The pressing question is exactly what should be done and how quickly. President Bush and Treasury Secretary Henry Paulson last week presented to Congress a program that would fund a $700 billion bailout of the troubled financial market.
There is little doubt that the government must step in boldly to head off a complete collapse of the financial market.
The president and Paulson are asking for wide authority in this matter and are predicting that their plan will head off further economic problems. This, however, is coming from the same administration that during the last year has claimed that the economy was rebounding and any glitches on Wall Street were mere adjustments.
The Bush plan is drawing criticism from many quarters, from Bill Kristol to Paul Krugman and from Democrats and Republicans alike at the Capitol.
The biggest concern, and it is a legitimate one, is that the Bush plan lacks any significant oversight or transparency. Congress simply cannot hand over a blank check of taxpayer money without assurances of accountability.
Nor can the Democrats in Congress attempt to load up this bill with unrelated requests and demands. This calls for a truly bipartisan effort to do what is best for the American public and economy. But, although the president is insisting that Congress act quickly, it cannot hand over the keys to the public bank without due process.

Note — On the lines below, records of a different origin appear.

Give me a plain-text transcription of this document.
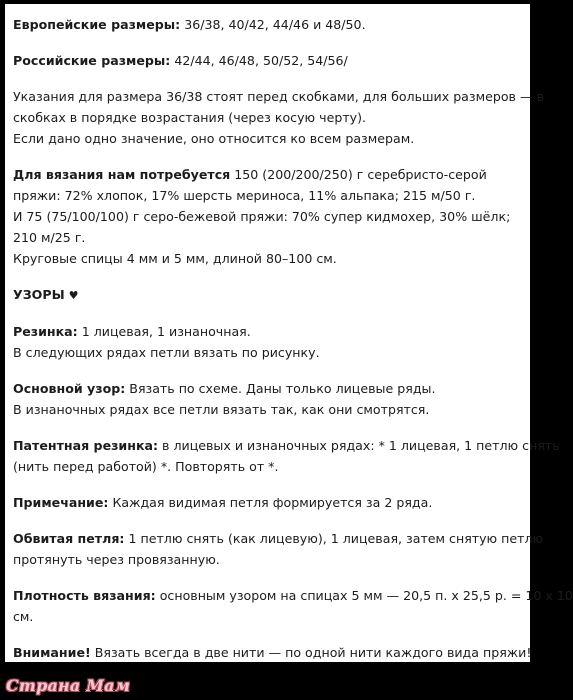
Европейские размеры: 36/38, 40/42, 44/46 и 48/50.
Российские размеры: 42/44, 46/48, 50/52, 54/56/
Указания для размера 36/38 стоят перед скобками, для больших размеров — в
скобках в порядке возрастания (через косую черту).
Если дано одно значение, оно относится ко всем размерам.
Для вязания нам потребуется 150 (200/200/250) г серебристо-серой пряжи: 72% хлопок, 17% шерсть мериноса, 11% альпака; 215 м/50 г.
И 75 (75/100/100) г серо-бежевой пряжи: 70% супер кидмохер, 30% шёлк; 210 м/25 г.
Круговые спицы 4 мм и 5 мм, длиной 80–100 см.
УЗОРЫ ♥
Резинка: 1 лицевая, 1 изнаночная.
В следующих рядах петли вязать по рисунку.
Основной узор: Вязать по схеме. Даны только лицевые ряды.
В изнаночных рядах все петли вязать так, как они смотрятся.
Патентная резинка: в лицевых и изнаночных рядах: * 1 лицевая, 1 петлю снять
(нить перед работой) *. Повторять от *.
Примечание: Каждая видимая петля формируется за 2 ряда.
Обвитая петля: 1 петлю снять (как лицевую), 1 лицевая, затем снятую петлю
протянуть через провязанную.
Плотность вязания: основным узором на спицах 5 мм — 20,5 п. х 25,5 р. = 10 х 10
см.
Внимание! Вязать всегда в две нити — по одной нити каждого вида пряжи!
Страна Мам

This, of course, is all made more difficult by it being an election year. Surely, this is so obviously important that even the most partisan politician can put animosity aside for a moment.
Congress is expected to adjourn for the year at the end of the week. Still, it must not rush this measure through. If extra time is needed, then Congress should take that time.
This is the most dangerous and important time in the U.S. economy since the Great Depression. Congress must ask tough questions and ignore pressure from the White House.
Taxpayers cannot be expected to bail out a financial system that has put them in this mess with greed and no oversight.
There are plenty of people to blame. But that needs to be put aside and a workable and responsible plan must be agreed upon to bring the country back from the brink of economic failure.